En multipliant les éditions collectors ces dernières années, les éditeurs ont eux-mêmes alimenté ce marché de la première puis de la seconde main. « Une carte Mbappé sortie à un seul exemplaire il y a trois mois vaut déjà de 5 000 à 10 000 euros », illustre le spécialiste. Le commerce en ligne a de son côté boosté le marché de la « carte exclusive ». La crise sanitaire, avec le premier confinement, a fini de « faire exploser le marché ».
Le 15e département d’Aguttes fonctionnera grâce au réseau de leur nouvelle recrue, au bouche à oreille et à l’énorme travail de préparation avant une vente (le sourcing). À l’œuvre sur le catalogue, François Thierry et Maximilien Aguttes veulent « proposer 120 lots que l’on ne trouve pas ailleurs ».
La vente du 18 octobre proposera ainsi une boîte scellée de cartes Pokémon datant de 1999. Personne n’a encore jamais ouvert cette pièce estimée à 50 000 euros renfermant plusieurs cartes, dont la n° 4/102, un « Dracaufeu » qui vaut plus de 10 000 euros. Autre morceau de choix, une carte Fortnite éditée à trois exemplaires. Les amateurs de foot guetteront l’album Panini du Mondial de 1974, un exemplaire unique au monde, complet et encore inviolé coté à quelque 14 000 euros…
De l’aveu de François Thierry, parmi les potentiels clients, on « compte davantage d’investisseurs que de passionnés ». De quoi mettre quelque peu à mal la magie de ces objets. « La surprise peut venir de nos autres clients, les habitués des ventes d’art par exemple, qui peuvent craquer sur une carte par coup de cœur », estime Maximilien Aguttes.
À la différence d’autres branches du petit monde des collectionneurs, les cartes sont un monde fait de communautés : les fans de Magic, de Pokémon, de Fortnite, de cartes sportives, etc. De plus, une carte Magic britannique aura plus de valeur qu’une Française et – à l’inverse – une Pikachu rédigée dans la langue de Rabelais écrasera la concurrence ! Aguttes devrait organiser, comme pour ses autres départements, deux à trois ventes de cartes et plusieurs événements destinés à ces communautés chaque année.

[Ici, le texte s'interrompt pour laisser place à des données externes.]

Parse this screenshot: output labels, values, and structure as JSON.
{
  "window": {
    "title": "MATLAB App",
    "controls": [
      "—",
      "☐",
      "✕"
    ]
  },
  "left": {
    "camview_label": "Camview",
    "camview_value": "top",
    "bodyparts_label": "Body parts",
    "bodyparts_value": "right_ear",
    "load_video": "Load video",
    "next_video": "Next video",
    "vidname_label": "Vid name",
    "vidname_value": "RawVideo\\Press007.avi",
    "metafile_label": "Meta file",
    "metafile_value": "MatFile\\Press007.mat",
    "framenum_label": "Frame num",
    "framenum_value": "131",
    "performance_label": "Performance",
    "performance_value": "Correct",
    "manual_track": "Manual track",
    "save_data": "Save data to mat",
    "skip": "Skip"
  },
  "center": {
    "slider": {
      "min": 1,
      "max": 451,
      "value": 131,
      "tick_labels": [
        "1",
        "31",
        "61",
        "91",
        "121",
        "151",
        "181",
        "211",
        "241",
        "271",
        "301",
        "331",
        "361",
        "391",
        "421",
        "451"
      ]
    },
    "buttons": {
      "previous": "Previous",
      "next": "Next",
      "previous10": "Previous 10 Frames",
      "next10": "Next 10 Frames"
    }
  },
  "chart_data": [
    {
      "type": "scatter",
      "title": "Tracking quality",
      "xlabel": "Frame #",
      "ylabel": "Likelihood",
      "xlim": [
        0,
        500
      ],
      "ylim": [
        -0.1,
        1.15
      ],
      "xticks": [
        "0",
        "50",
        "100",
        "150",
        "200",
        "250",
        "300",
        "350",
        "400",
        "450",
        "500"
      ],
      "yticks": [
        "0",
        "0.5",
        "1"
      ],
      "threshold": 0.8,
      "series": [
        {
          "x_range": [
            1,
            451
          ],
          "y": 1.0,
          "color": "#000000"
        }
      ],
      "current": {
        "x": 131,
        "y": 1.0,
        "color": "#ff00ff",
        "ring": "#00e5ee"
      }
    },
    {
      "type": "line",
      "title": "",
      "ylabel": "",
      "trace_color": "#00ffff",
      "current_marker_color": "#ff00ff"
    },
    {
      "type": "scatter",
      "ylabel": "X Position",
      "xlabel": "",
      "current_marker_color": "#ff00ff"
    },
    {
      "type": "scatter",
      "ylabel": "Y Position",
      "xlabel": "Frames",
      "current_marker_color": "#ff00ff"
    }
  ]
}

Le record : 12,6 millions de dollars
Mickey Mantle ne valait pas 3 milliards, mais seulement 12,6 millions ! C’est le prix auquel une carte à l’effigie de ce joueur de base-ball qui a joué pendant dix-sept ans pour les Yankees de New York a été vendue par la maison texane Heritage Auctions. Elle est le souvenir de sport le plus cher, loin devant les 9,3 millions de dollars établis pour le maillot porté par Diego Maradona en sélection nationale. Éditée en 1952, la carte miracle avait été achetée en 1991 pour 50 000 dollars et mise à l’abri trente ans avant d’être confiée à la maison de vente.